The building, providing a much-needed contemporary teaching and learning environment for the College of Business and numerous College of Letters and Science departments, will feature state-of-the-art classrooms, labs, project rooms and faculty offices. The university-wide impact will relieve crowding and provide opportunities for future renovations to update facilities for the colleges of Nursing and Education and Human Services. The building will also provide nonprofits and the business community with world-class facilities for meetings and special training, educational and professional development programs in the evenings and on weekends.
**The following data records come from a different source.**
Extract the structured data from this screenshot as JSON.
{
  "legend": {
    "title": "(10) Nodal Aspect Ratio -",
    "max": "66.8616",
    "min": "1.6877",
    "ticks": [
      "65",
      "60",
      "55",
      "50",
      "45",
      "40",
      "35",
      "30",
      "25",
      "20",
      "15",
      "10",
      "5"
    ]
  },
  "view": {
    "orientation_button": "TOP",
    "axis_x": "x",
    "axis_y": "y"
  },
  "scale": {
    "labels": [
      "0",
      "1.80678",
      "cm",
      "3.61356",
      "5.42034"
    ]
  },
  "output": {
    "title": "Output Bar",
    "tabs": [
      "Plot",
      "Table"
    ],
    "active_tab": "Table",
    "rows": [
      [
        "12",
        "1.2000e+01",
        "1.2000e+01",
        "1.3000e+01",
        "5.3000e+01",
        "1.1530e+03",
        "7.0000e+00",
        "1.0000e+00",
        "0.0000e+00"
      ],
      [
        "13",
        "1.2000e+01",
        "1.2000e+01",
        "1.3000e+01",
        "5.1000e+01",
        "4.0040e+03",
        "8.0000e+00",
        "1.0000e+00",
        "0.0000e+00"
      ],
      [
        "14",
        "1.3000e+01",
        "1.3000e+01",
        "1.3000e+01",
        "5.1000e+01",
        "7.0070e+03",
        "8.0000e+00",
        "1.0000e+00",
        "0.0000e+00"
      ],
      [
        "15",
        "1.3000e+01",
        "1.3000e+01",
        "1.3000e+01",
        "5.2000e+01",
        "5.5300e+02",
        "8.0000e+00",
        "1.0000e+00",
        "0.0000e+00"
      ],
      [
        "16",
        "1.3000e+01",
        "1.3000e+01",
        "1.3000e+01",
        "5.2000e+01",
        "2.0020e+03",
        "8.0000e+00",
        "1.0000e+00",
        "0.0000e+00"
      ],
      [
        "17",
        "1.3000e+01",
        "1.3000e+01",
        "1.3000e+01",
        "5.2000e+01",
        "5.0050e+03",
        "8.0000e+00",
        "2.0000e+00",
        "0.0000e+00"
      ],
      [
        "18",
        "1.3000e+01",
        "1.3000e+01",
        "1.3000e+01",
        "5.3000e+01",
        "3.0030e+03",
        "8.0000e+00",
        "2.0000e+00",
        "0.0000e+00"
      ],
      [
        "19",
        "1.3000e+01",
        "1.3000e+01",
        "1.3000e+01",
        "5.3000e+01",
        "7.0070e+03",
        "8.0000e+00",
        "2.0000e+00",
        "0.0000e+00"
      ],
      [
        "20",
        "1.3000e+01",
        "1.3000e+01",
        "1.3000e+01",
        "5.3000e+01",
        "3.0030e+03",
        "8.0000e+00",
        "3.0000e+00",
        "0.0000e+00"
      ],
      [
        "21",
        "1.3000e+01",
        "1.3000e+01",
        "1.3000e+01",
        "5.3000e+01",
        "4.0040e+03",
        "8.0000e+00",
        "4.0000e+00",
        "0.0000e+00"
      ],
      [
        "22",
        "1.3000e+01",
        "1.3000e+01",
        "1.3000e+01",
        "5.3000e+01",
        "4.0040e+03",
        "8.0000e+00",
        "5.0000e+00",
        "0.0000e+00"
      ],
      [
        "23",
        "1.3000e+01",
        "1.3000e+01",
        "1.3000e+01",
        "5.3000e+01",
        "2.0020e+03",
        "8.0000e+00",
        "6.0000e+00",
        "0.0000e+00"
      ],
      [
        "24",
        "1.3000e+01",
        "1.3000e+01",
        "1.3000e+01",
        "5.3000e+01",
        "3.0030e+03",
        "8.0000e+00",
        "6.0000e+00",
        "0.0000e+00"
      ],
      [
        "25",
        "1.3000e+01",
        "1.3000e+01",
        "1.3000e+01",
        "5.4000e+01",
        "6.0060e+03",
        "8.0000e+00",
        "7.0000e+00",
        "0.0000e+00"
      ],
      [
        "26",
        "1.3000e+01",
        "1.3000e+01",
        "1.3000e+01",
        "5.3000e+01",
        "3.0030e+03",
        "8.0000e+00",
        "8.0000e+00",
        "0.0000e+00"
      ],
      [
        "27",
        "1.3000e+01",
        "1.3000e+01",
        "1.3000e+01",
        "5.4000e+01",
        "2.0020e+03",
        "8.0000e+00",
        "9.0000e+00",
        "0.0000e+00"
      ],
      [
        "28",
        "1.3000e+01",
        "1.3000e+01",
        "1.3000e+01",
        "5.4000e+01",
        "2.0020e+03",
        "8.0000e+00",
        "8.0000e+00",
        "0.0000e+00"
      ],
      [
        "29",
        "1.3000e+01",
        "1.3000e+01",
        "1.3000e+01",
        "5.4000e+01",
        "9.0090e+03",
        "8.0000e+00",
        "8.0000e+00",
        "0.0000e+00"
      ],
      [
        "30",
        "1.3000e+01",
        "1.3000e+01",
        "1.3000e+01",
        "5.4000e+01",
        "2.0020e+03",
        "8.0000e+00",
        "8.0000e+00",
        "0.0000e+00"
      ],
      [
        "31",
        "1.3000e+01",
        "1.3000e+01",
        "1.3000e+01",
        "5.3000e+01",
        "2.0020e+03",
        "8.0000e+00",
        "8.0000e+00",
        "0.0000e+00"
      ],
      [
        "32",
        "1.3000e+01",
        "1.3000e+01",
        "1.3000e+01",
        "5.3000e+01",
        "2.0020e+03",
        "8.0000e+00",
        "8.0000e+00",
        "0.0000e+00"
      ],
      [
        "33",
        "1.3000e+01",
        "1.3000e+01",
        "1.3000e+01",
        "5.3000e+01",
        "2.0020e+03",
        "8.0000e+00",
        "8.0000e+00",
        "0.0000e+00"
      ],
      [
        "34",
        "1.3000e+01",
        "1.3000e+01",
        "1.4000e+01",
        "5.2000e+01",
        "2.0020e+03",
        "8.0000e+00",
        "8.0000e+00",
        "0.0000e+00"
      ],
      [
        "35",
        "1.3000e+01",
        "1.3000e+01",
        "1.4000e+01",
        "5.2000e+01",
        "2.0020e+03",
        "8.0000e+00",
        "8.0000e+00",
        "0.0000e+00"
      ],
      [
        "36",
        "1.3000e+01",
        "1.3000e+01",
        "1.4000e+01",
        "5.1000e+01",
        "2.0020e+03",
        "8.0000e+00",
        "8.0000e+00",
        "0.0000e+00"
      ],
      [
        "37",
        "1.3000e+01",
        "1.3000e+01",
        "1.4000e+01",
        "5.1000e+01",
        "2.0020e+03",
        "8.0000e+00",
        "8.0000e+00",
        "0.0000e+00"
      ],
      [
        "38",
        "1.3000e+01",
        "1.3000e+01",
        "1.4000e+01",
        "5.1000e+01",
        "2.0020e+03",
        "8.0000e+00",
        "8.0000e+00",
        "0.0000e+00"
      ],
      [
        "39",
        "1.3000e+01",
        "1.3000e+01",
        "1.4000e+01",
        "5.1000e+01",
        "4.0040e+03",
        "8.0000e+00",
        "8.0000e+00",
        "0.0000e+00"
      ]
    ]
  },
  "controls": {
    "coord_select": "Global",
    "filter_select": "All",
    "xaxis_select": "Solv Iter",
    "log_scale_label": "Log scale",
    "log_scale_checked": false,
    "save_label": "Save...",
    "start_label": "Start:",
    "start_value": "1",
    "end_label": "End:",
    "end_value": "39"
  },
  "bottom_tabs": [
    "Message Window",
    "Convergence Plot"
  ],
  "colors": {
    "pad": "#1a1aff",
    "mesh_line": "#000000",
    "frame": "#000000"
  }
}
“UW Oshkosh is proud to offer quality education in an attractive setting,” Wells said. “Modern facilities and amenities are important to students and faculty; and necessary to meet Wisconsin’s growing demand for well-educated professionals and business leaders. An investment in the new academic center will help our faculty and staff to deliver the promise of a contemporary learning environment to future generations.”
Located along the Fox River, the academic center will become the new “front door” to the campus. Award-winning Chicago architectural firm VOA, in association with Berners-Schober Associates Inc., Green Bay, have been selected to design the building. Berners-Schober was the architect for the $17-million remodeling/renovation of the University’s Halsey Science Center.
The plans will be presented to the state’s building commission for design review, chaired by Gov. Jim Doyle, in January.